Sepanjang hidup ini, kupikir rumah hanyalah bangunan yang berdiri di atas sebuah tanah dengan luasan tertentu. Sebuah alamat tempatku kembali dari perjalanan jauh, atau sekadar tempat beristirahat dari kesibukan mengejar mimpiku di luar sana.
Aku memahaminya seperti itu, atau setidaknya, kuyakini begitu sampai hari ini.
"Le, besok kamu pergi lagi?" tanya ayahku, kepalanya menyembul dari pintu kamar.
"Iya," jawabku singkat masih sambil sibuk kerja di depan komputer pribadiku.
"Tanggal merah loh?"
Aku berhenti mengetik dan menatapnya datar. "Ada tenggat waktu yang harus dikejar, Yah. Lagipula, di dunia kerja enggak ada istilah tanggal merah kalau proyeknya belum selesai."

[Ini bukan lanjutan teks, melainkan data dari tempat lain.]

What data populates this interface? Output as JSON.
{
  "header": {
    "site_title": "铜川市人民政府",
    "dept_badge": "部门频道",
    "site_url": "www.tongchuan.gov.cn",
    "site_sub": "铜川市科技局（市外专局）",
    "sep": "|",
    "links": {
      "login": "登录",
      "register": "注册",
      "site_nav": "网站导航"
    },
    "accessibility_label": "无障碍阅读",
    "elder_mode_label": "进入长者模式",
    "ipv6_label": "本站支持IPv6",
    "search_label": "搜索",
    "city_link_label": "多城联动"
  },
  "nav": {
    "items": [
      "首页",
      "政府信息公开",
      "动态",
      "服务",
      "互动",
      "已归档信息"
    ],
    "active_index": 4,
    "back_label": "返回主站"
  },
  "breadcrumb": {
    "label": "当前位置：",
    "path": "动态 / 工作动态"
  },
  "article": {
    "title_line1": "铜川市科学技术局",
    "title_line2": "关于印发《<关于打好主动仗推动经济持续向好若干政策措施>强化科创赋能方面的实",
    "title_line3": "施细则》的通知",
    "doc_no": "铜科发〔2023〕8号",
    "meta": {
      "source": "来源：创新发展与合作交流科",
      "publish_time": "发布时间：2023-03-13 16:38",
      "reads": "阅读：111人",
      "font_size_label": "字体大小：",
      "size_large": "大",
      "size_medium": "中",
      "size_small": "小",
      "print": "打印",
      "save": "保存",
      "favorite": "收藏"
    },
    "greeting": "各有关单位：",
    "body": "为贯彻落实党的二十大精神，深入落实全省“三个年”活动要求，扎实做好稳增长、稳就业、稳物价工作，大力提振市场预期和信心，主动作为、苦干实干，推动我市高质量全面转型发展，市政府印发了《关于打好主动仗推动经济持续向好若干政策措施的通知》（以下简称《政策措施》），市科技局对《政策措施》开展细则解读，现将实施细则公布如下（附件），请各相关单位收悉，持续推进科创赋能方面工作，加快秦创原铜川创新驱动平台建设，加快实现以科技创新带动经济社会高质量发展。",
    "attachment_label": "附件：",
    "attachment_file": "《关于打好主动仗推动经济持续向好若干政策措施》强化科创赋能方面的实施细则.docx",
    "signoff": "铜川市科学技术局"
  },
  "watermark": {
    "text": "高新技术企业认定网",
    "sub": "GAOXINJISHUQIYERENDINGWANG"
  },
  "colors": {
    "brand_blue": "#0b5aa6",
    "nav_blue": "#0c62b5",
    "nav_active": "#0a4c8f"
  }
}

Ayah tidak mendebat. Beliau hanya mengangguk pelan, lalu perlahan menarik kembali pintunya. "Ya sudah, jangan lupa makan."
Begitu pintu tertutup, keheningan kembali menyergap. Entah mengapa, ketukan jemariku di atas papan tik tidak lagi secepat tadi. Aku mencoba kembali fokus menyelesaikan tenggat waktu kerjaan, tetapi pikiranku jadi mendadak gelisah. Rasanya ada sesuatu yang salah.